Consumidores que realizam compras em plataformas como Shein, Shopee e AliExpress deixarão de pagar imposto de importação em pedidos de até US$ 50 a partir desta quarta-feira, 13 de maio de 2026, segundo medida provisória assinada pelo presidente Luiz Inácio Lula da Silva e anunciada pelo Governo Federal.
Origem da cobrança e pressões que levaram à revogação
A chamada “taxa das blusinhas” foi instituída em 2024, quando o Executivo fixou alíquota federal de 20 % para encomendas internacionais de pequeno valor. A regra complementava o programa Remessa Conforme, criado para ampliar o controle da Receita Federal sobre o comércio eletrônico transfronteiriço e coibir práticas de subfaturamento. Desde a implementação, a cobrança tornou-se alvo de intensa contestação popular nas redes sociais e de pressões políticas, sobretudo em ano eleitoral.
Levantamento Latam Pulse Brasil, desenvolvido pela AtlasIntel em parceria com a Bloomberg e publicado em março, indicou que 62 % dos brasileiros enxergavam a taxa como o maior equívoco do atual governo. Paralelamente, a simples perspectiva de mudança no imposto chegou a provocar oscilações nas ações de varejistas listadas na B3, refletindo receio de concorrência ampliada contra marketplaces estrangeiros.
Detalhamento da nova medida e cronograma de aplicação
O anúncio oficial foi veiculado nos perfis de comunicação do Governo do Brasil às 19h56 de terça-feira (12/05). De acordo com o secretário-executivo do Ministério da Fazenda, Rogério Ceron, a isenção entra em vigor imediatamente após publicação no Diário Oficial da União (DOU), prevista para o início do expediente desta quarta. Com a MP:
- 0 % de imposto de importação para encomendas até US$ 50;
- Alíquotas de 60 % seguem válidas para valores entre US$ 50,01 e US$ 3.000;
- Empresas continuam obrigadas a informar remessa eletrônica antecipada e recolher tributo estadual via ICMS.
Ceron atribuiu a abertura à “consolidação do controle aduaneiro” obtido nos últimos três anos: “Depois de combater o contrabando e regularizar o setor, podemos dar um passo adiante”. O secretário salientou que a integração de sistemas de dados permitiu rastreabilidade adequada para isentar as compras sem perder arrecadação relevante.
Impactos esperados no mercado de e-commerce e na arrecadação
No curto prazo, a retirada da tributação tende a:
Imagem: Internet
- Aumentar o volume de pedidos em plataformas internacionais, elevando a movimentação nos centros de distribuição alfandegados.
- Preservar a margem de competitividade dos marketplaces brasileiros, que poderão recorrer a estratégias de frete expresso, programas de fidelidade e acordos de cross-docking para reter consumidores.

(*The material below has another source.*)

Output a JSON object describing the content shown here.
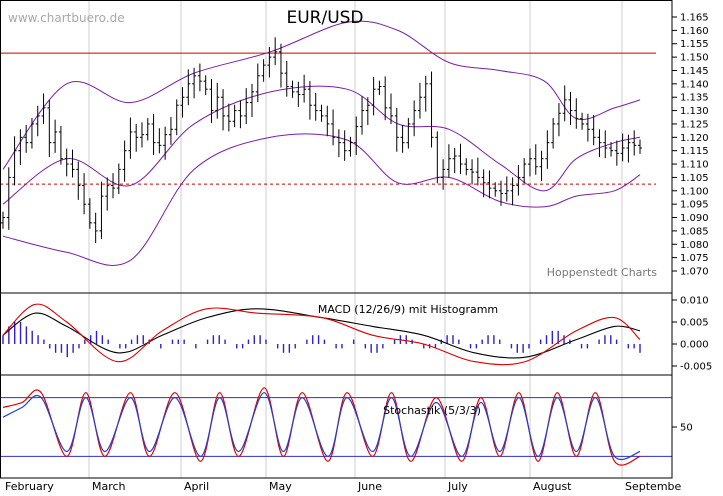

- Reduzir o custo efetivo para o usuário final em torno de 12 % a 25 %, dependendo da UF de destino e da alíquota de ICMS aplicada.

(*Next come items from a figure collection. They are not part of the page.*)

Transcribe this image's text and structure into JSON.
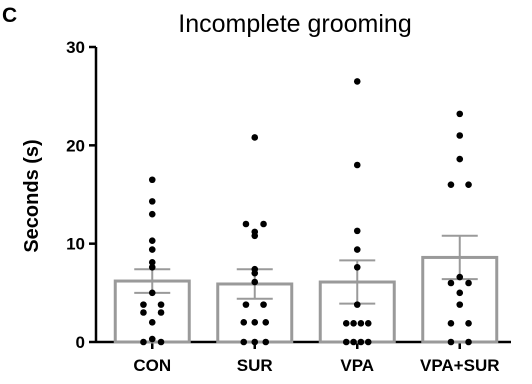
{
  "panel_label": "C",
  "chart_data": {
    "type": "bar",
    "title": "Incomplete grooming",
    "xlabel": "",
    "ylabel": "Seconds (s)",
    "ylim": [
      0,
      30
    ],
    "yticks": [
      0,
      10,
      20,
      30
    ],
    "categories": [
      "CON",
      "SUR",
      "VPA",
      "VPA+SUR"
    ],
    "series": [
      {
        "values": [
          6.2,
          5.9,
          6.1,
          8.6
        ],
        "sem": [
          1.2,
          1.5,
          2.2,
          2.2
        ]
      }
    ],
    "points": [
      [
        16.5,
        14.3,
        13.0,
        10.3,
        9.4,
        8.1,
        7.6,
        5.0,
        3.8,
        3.8,
        3.0,
        3.0,
        2.0,
        0.3,
        0.0,
        0.0
      ],
      [
        20.8,
        12.0,
        12.0,
        11.2,
        10.8,
        7.4,
        7.0,
        6.1,
        3.8,
        3.8,
        2.0,
        2.0,
        2.0,
        0.0,
        0.0,
        0.0
      ],
      [
        26.5,
        18.0,
        11.3,
        9.4,
        7.6,
        3.8,
        1.9,
        1.9,
        1.9,
        1.9,
        0.0,
        0.0,
        0.0,
        0.0
      ],
      [
        23.2,
        21.0,
        18.6,
        16.0,
        16.0,
        6.6,
        6.0,
        6.0,
        5.0,
        3.8,
        1.9,
        1.9,
        0.0,
        0.0
      ]
    ],
    "colors": {
      "bar_edge": "#9a9a9a",
      "bar_fill": "#ffffff",
      "points": "#000000",
      "axis": "#000000"
    },
    "grid": false,
    "legend": "none"
  }
}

Segundo técnicos da Receita, a receita federal obtida com a taxa representou cerca de R$ 1,2 bilhão em 2025 — valor considerado marginal frente ao fluxo de importação total. O Ministério da Fazenda estima recuperar parte da perda por meio do incremento de consumo interno e consequente recolhimento de ICMS e PIS/Cofins na cadeia logística doméstica.
Reações do setor produtivo e próximos passos regulatórios
Entidades como a Associação Brasileira de Comércio Eletrônico (ABComm) reconhecem a importância da medida para o usuário, mas alertam para a necessidade de manter a concorrência isonômica. O varejo físico, representado pela Confederação Nacional do Comércio de Bens, Serviços e Turismo (CNC), reivindica a aplicação de parâmetros mais rígidos de fiscalização para evitar subdeclaração de mercadorias.
O governo reiterou que futuras alterações dependerão de monitoramento contínuo do sistema Pré-Clearance da Receita, que cruza informações de pagamento, valor declarado e categoria do bem. Estão em estudo:
- Ampliar exigências de rastreamento fiscal para marketplaces estrangeiros;
- Criar um limite anual de compras isentas por CPF;
- Revisar a faixa de tributação intermediária, atualmente fixada em 60 %.
Conclusão Técnica
A revogação da “taxa das blusinhas” entra em vigor já em 13 de maio de 2026, eliminando a alíquota de 20 % para compras internacionais até US$ 50. A medida resulta de pressões populares, cenário eleitoral e consolidação de mecanismos de controle aduaneiro. Nos próximos meses, espera-se elevação no fluxo de remessas de pequeno valor, acompanhamento atento da Receita Federal para evitar fraudes e possível revisão de faixas tributárias superiores, preservando o equilíbrio competitivo entre varejo nacional e estrangeiro.